Im Schein des Vollmonds macht der König sich auf den Weg. Früh am Morgen nähert er sich dem Wald. Doch was ist geschehen? Kein einziger Vogel begrüßt ihn, keine Eidechse huscht durch die Blätter. Absolute Stille. Und nicht nur die Tiere sind nicht da, auch alle großen Bäume sind weg, nur einige Schösslinge hier und da, sind vom Wald geblieben. Salomo rennt. Sollte auch sein Lieblingsbaum gefällt sein? Er findet den riesigen Stumpf. Sein Freund ist tot, der Wald zerstört. Salomo weint und weint, bis der Ärger seine Augen trocknet. Die, die den Wald zerstört haben, sollen bestraft werden.
Nach Jerusalem zurückgekehrt begann er mit der Suche nach dem Schuldigen. „König, Ihr habt uns den Befehl gegeben, den Tempel zu bauen und dafür brauchten wir viel Holz. Ihn zu erbauen und zu schmücken dient nun das Holz der Bäume“. „Wahrlich, die Bäume starben für ein edles Ziel“, muss Salomo eingestehen, erkennt aber auch, dass er der Verursacher des riesigen Holzschlags war und es nun an ihm ist, den Wald wieder zu beleben. Er sammelt Samen und Zapfen, züchtet Schösslinge in seinem Palastgarten und verpflanzt sie ein Jahr später in den Waldboden.

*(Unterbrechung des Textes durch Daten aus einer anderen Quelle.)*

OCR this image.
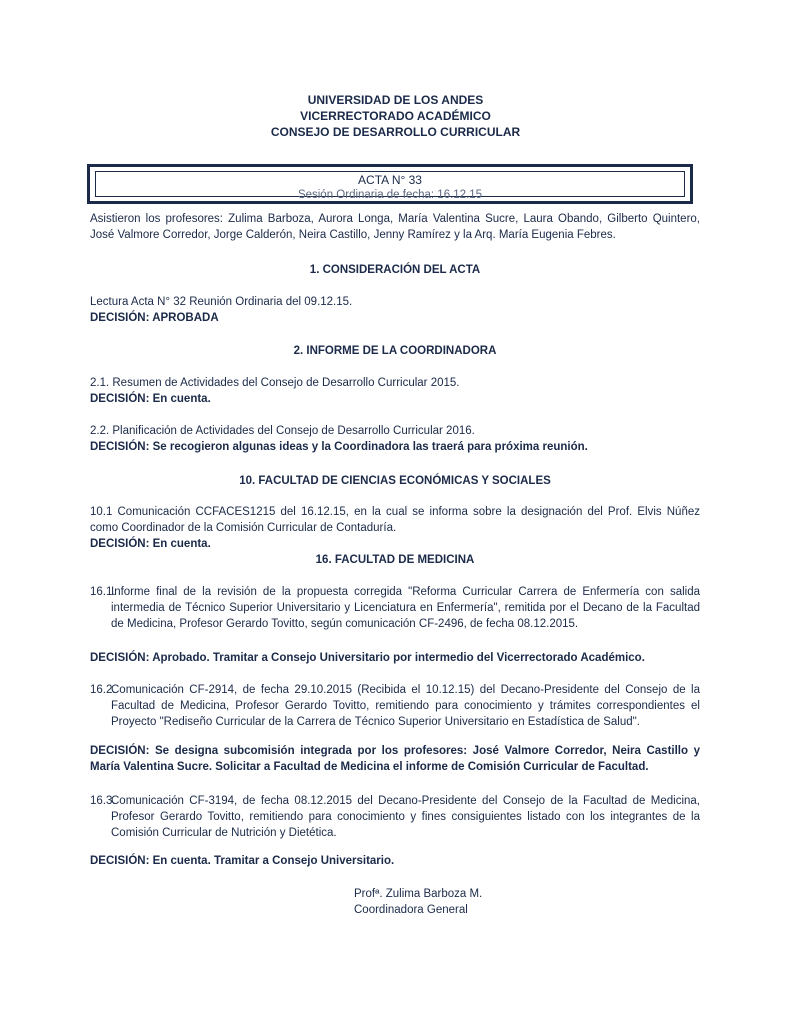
UNIVERSIDAD DE LOS ANDES
VICERRECTORADO ACADÉMICO
CONSEJO DE DESARROLLO CURRICULAR
ACTA N° 33
Sesión Ordinaria de fecha: 16.12.15
Asistieron los profesores: Zulima Barboza, Aurora Longa, María Valentina Sucre, Laura Obando, Gilberto Quintero, José Valmore Corredor, Jorge Calderón, Neira Castillo, Jenny Ramírez y la Arq. María Eugenia Febres.
1. CONSIDERACIÓN DEL ACTA
Lectura Acta N° 32 Reunión Ordinaria del 09.12.15.
DECISIÓN: APROBADA
2. INFORME DE LA COORDINADORA
2.1. Resumen de Actividades del Consejo de Desarrollo Curricular 2015.
DECISIÓN: En cuenta.
2.2. Planificación de Actividades del Consejo de Desarrollo Curricular 2016.
DECISIÓN: Se recogieron algunas ideas y la Coordinadora las traerá para próxima reunión.
10. FACULTAD DE CIENCIAS ECONÓMICAS Y SOCIALES
10.1 Comunicación CCFACES1215 del 16.12.15, en la cual se informa sobre la designación del Prof. Elvis Núñez como Coordinador de la Comisión Curricular de Contaduría.
DECISIÓN: En cuenta.
16. FACULTAD DE MEDICINA
16.1.
Informe final de la revisión de la propuesta corregida "Reforma Curricular Carrera de Enfermería con salida intermedia de Técnico Superior Universitario y Licenciatura en Enfermería", remitida por el Decano de la Facultad de Medicina, Profesor Gerardo Tovitto, según comunicación CF-2496, de fecha 08.12.2015.
DECISIÓN: Aprobado. Tramitar a Consejo Universitario por intermedio del Vicerrectorado Académico.
16.2.
Comunicación CF-2914, de fecha 29.10.2015 (Recibida el 10.12.15) del Decano-Presidente del Consejo de la Facultad de Medicina, Profesor Gerardo Tovitto, remitiendo para conocimiento y trámites correspondientes el Proyecto "Rediseño Curricular de la Carrera de Técnico Superior Universitario en Estadística de Salud".
DECISIÓN: Se designa subcomisión integrada por los profesores: José Valmore Corredor, Neira Castillo y María Valentina Sucre. Solicitar a Facultad de Medicina el informe de Comisión Curricular de Facultad.
16.3.
Comunicación CF-3194, de fecha 08.12.2015 del Decano-Presidente del Consejo de la Facultad de Medicina, Profesor Gerardo Tovitto, remitiendo para conocimiento y fines consiguientes listado con los integrantes de la Comisión Curricular de Nutrición y Dietética.
DECISIÓN: En cuenta. Tramitar a Consejo Universitario.
Profª. Zulima Barboza M.
Coordinadora General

Fortan pflanzt Salomo an jedem ersten Tag im Frühling weitere Bäume; nach fünf Jahren kommen die Vögel zurück, nach 20 Jahren ist ein junger Wald gewachsen.
Das Volk Israel sah, wie sein geliebter König Bäume pflanzte, und fuhr nach seinem Tod damit fort – bis zum heutigen Tag, auf dass die Wälder ewig leben.
Liebe Leser,
König Salomo hat erkannt: Auch edle Ziele können zerstörerische Folgen haben. Und diese Folgen müssen klar mitbedacht werden und Gegenrezepte eingeleitet werden. Die Botschaft dieser Geschichte ist doch die: Wenn du willst, dass die Natur - und das gilt auch für unsere Gesellschaft und die ganze Weltengemeinschaft - im Gleichgewicht bleiben soll, wenn du verantwortlich und nachhaltig handeln willst, darfst du dir nicht mehr nehmen als du zu geben bereit bist. Und du darfst nicht mehr Nutzen aus Dingen ziehen als wie du bereit bist, dich einzubringen.

Eine so einfache Lebensregel, aber welch große Aufgabe!